The first volume of Cat & Mouse saw print in 1989 under EFGraphics. It then moved to Aircel Comics (a division of Malibu) for the complete run. I wrote other comics for companies like Adventure (Planet of the Apes), Eternity (Battletech), Caliber (Krey), Comico (Vortex), Malibu (Arrow, Ex-Mutants), and even had an Ultraverse title (Eliminator). A lot of people know me for my editing time at Malibu, though, where I edited the Protectors line of comics as well as a bunch of Ultraverse comics.

SILVERLINE: When you’re not making great Silverline comics, what do you do in your spare time? What are your hobbies?

I don’t have a whole lot of spare time since re-launching Silverline as I teach creative writing at Full Sail University. I enjoy spending time with my family. My hobbies are mostly boring as I love to both read and write in my spare time. I’ve got three finished novels that I’m hoping to do something with some day. I’m a huge student of history and was a civil war reenactor for several years until I just couldn’t find the time to put in to it.
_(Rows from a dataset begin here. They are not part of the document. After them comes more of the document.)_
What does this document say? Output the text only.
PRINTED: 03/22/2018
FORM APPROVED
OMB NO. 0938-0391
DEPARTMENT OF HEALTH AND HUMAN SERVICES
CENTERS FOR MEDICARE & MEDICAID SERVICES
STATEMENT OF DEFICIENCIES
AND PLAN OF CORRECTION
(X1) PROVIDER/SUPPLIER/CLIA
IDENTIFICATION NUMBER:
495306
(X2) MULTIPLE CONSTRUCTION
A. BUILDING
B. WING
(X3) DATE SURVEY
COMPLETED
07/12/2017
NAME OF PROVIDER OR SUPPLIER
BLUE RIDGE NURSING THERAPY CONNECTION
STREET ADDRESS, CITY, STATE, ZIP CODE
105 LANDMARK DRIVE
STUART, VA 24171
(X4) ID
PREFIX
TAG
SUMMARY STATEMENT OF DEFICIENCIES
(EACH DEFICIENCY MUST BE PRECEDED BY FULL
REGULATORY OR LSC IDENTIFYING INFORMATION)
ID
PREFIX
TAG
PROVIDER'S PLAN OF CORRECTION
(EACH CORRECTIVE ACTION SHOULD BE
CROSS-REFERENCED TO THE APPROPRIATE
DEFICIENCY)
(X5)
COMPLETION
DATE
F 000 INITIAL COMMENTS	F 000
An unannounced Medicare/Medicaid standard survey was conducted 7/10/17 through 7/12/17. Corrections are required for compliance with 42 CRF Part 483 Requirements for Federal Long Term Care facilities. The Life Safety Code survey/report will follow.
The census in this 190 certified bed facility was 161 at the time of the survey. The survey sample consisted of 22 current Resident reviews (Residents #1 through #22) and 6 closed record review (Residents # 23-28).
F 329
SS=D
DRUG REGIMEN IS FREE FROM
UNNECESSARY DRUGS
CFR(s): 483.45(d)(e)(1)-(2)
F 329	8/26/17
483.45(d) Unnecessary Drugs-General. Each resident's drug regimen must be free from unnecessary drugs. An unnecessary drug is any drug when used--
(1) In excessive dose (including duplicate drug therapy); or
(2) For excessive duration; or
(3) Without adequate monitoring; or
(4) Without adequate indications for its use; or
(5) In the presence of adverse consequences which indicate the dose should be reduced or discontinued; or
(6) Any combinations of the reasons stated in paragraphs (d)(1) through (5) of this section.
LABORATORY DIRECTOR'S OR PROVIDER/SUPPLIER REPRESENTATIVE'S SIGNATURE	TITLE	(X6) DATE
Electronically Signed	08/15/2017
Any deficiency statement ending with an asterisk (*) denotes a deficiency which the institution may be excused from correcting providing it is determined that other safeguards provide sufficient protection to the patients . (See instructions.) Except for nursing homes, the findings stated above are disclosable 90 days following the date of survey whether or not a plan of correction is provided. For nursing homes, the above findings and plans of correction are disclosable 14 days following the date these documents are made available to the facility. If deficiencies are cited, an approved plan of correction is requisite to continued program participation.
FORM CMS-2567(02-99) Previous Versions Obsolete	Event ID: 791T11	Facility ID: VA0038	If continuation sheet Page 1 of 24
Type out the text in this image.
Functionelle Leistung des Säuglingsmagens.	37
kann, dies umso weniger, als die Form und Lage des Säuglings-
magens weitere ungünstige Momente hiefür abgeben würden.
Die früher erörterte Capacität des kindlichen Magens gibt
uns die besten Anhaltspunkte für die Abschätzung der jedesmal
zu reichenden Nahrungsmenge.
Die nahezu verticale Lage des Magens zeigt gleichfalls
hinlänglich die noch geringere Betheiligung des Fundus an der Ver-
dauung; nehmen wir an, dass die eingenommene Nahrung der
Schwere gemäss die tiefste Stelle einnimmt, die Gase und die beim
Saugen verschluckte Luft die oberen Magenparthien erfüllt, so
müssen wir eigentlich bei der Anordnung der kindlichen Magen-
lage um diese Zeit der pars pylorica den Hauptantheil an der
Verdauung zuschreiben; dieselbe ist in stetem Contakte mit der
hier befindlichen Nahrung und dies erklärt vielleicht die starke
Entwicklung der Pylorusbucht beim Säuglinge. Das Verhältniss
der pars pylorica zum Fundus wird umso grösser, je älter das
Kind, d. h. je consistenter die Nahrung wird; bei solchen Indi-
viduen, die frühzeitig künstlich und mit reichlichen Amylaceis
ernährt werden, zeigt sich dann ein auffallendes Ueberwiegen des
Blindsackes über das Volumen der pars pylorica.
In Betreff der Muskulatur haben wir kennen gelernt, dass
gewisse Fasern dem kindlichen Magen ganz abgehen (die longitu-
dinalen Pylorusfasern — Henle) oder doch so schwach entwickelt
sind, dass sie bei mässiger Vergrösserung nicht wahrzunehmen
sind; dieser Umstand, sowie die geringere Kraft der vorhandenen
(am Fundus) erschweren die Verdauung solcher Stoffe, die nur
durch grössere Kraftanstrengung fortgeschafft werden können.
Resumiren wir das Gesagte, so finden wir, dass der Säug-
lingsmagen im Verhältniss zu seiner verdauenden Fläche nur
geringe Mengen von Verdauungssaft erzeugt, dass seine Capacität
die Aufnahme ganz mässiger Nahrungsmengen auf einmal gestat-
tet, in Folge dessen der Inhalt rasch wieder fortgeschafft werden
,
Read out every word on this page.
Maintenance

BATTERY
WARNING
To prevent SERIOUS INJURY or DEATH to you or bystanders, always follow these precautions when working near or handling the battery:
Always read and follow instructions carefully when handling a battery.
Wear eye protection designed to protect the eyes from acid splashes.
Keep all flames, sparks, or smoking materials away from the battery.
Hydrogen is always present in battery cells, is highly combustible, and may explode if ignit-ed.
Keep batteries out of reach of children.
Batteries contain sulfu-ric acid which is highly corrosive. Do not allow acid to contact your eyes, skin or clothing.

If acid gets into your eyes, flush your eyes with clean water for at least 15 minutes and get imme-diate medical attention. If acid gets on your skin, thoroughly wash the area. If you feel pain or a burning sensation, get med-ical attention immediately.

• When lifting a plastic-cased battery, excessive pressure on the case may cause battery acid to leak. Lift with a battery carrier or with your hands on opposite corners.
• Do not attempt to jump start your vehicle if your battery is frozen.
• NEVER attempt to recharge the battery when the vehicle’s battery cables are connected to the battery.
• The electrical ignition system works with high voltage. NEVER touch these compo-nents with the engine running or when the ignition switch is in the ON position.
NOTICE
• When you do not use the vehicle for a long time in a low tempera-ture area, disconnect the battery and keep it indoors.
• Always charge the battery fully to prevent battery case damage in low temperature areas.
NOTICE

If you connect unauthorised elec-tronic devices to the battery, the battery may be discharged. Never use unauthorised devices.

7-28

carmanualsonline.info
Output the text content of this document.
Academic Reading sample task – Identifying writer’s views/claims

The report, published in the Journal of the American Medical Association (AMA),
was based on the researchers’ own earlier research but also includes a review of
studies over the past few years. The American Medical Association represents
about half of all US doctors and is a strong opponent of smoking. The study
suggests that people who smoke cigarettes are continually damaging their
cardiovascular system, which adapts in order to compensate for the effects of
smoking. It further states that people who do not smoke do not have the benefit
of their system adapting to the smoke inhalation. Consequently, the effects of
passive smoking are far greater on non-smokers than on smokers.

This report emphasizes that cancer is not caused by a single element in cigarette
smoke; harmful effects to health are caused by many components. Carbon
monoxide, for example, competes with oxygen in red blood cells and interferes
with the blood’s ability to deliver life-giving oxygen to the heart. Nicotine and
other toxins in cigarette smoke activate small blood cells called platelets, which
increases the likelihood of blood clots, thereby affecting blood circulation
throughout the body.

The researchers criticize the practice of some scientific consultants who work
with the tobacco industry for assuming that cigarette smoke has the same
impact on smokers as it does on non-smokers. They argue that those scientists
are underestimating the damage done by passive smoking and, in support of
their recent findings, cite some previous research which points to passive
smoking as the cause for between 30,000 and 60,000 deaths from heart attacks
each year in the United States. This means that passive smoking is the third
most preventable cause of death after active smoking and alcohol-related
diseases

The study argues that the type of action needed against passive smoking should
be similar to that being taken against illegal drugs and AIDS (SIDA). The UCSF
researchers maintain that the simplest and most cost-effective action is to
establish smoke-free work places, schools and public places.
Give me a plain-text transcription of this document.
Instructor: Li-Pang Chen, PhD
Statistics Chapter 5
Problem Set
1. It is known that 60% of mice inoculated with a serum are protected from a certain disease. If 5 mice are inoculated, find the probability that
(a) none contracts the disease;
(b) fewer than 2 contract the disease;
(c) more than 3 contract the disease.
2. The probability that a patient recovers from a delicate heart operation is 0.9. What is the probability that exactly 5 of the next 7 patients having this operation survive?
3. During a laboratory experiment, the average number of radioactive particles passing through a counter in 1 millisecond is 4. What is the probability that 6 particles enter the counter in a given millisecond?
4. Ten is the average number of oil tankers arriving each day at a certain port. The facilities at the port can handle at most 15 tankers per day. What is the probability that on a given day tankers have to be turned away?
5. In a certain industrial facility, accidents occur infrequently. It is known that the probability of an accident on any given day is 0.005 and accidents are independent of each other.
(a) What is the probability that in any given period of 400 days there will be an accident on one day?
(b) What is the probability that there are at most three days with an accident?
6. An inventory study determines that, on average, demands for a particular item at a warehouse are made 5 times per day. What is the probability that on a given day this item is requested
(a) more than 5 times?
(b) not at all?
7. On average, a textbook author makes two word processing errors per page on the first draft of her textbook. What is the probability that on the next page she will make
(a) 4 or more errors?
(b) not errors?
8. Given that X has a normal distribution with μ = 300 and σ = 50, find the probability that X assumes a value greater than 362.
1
While I still enjoy it, it isn’t very PC today.

SILVERLINE: Many creators at Silverline have been in the comics industry for years — what’s kept YOU plugging away at comics?

That’s a simple one: I love comics. I love the medium and what it can do. I love the art of the stories. Yeah. I love comics.

SILVERLINE: What was the first comic you remember reading that made you think, “Hey, I could do this!”

Cobra. It was an independent comic published by the guy who ran the local comic shop. It was the first time I ever met anyone who’d worked on a comic. I bought it. Read it and immediately thought “I could do this!”

SILVERLINE: What’s on your playlist? Who/what music do you listen to, and do you listen to it while you work?

I’m a metal/prog rock guy. I don’t really do a lot of variety. I pretty regularly listen to Neal Morse and Theocracy. There are others, of course, but these two always work their way to the top. Neal Morse puts out so much new music, he’s an inspiration to anyone who creates!

SILVERLINE: Who were some of your earliest influences on your writing ?

In comics, that’s easy: Stan Lee, Roy Thomas, and Steve Englehart. Otherwise, Ray Bradbury, Isaac Asimov, and Stephen Crane. It’s been a couple of years, but I read Red Badge of Courage every couple of years.

SILVERLINE: What was the first comic you ever worked on professionally?

Cat & Mouse #1, published by EFGraphics in 1989!

SILVERLINE: Can you still read that comic today without wincing?

I can. Oh sure, there are things I’d edit today. But while it was my first professional work, I’d been honing my craft of writing for several years.

SILVERLINE: What are some non-Silverline independent comics you would recommend to readers?

I think Elementals should be read by all. Scout is another favorite of mine. I also like Bone, Cerebus, Saga…and several others that I’m drawing blanks on right now.

SILVERLINE: If you could go back in time and give your younger self one piece of advice that would help them better navigate the comics industry, what would it be?

It isn’t enough just to learn how to write and tell stories, learn to navigate the business end of things and learn how to market. You can write the greatest story in the world, but if no one knows about it, you’ll only hear good things from your friends and your mama.

SILVERLINE: After you die, would you rather your memory be memorialized with an overpass or a parking lot?

An overpass. I like the idea of high-fiving everyone as they pass by!